Just imagine that your feelings towards Charleston, however justified or not, were shared by many settlers in the US Northwest Territories after 1783, when the Brits promised to evacuate their many forts & posts, but did not.
And British support for Indians there lead directly to arguably the greatest US military disaster of all time: St. Clair's Defeat in 1791 -- a thousand killed only 24 survived.
So what did President Washington do about those British forts?
He sent his Chief Justice of the Supreme Court, John Jay, to London in 1794 to negotiate, two years later the British troops withdrew.
Now there's no possible way that Fort Sumter in Charleston could have effects equivalent to those British forts, and yet President Washington found a peaceful way to resolve the issue.
Jefferson Davis, by contrast, had no interest in such a course of action.
Just imagine that your feelings towards Charleston, however justified or not, were shared by many settlers in the US Northwest Territories after 1783, when the Brits promised to evacuate their many forts & posts, but did not.

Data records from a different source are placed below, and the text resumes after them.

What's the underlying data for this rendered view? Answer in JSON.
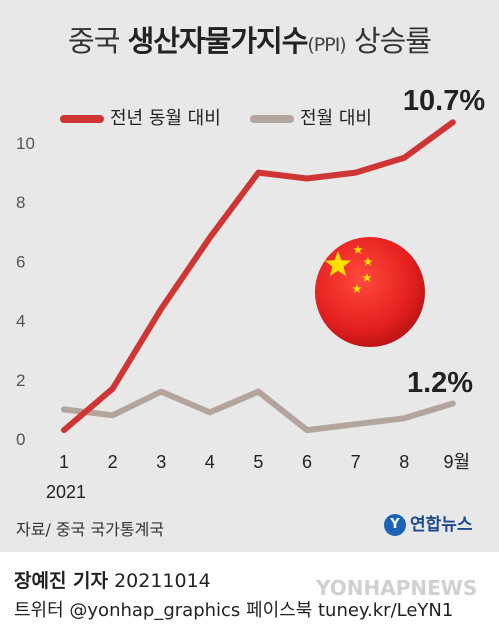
{
  "header": {
    "title_prefix": "중국",
    "title_bold": "생산자물가지수",
    "title_sub": "(PPI)",
    "title_suffix": "상승률"
  },
  "legend": {
    "series1": "전년 동월 대비",
    "series2": "전월 대비"
  },
  "annotations": {
    "last_yoy": "10.7%",
    "last_mom": "1.2%"
  },
  "source": "자료/ 중국 국가통계국",
  "logo": "연합뉴스",
  "footer": {
    "author": "장예진 기자",
    "date": "20211014",
    "social": "트위터 @yonhap_graphics 페이스북 tuney.kr/LeYN1"
  },
  "watermark": "YONHAPNEWS",
  "colors": {
    "yoy": "#d03536",
    "mom": "#b3a59e",
    "flag_red": "#e5201f",
    "flag_star": "#ffde00"
  },
  "icon": "china-flag-ball",
  "chart_data": {
    "type": "line",
    "x": [
      1,
      2,
      3,
      4,
      5,
      6,
      7,
      8,
      9
    ],
    "x_tick_labels": [
      "1",
      "2",
      "3",
      "4",
      "5",
      "6",
      "7",
      "8",
      "9월"
    ],
    "x_year_label": "2021",
    "y_ticks": [
      0,
      2,
      4,
      6,
      8,
      10
    ],
    "ylim": [
      0,
      11
    ],
    "grid": false,
    "legend_position": "top-left",
    "series": [
      {
        "name": "전년 동월 대비",
        "values": [
          0.3,
          1.7,
          4.4,
          6.8,
          9.0,
          8.8,
          9.0,
          9.5,
          10.7
        ]
      },
      {
        "name": "전월 대비",
        "values": [
          1.0,
          0.8,
          1.6,
          0.9,
          1.6,
          0.3,
          0.5,
          0.7,
          1.2
        ]
      }
    ]
  }
}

And British support for Indians there lead directly to arguably the greatest US military disaster of all time: St. Clair’s Defeat in 1791 — a thousand killed only 24 survived.
So what did President Washington do about those British forts?
He sent his Chief Justice of the Supreme Court, John Jay, to London in 1794 to negotiate, two years later the British troops withdrew.
Now there’s no possible way that Fort Sumter in Charleston could have effects equivalent to those British forts, and yet President Washington found a peaceful way to resolve the issue.
Jefferson Davis, by contrast, had no interest in such a course of action.
The Northwest Frontier was a backwater rather than one of the nation’s principal harbors. Also the British did not send a heavily armed flotilla to reinforce the garrison. Lincoln did.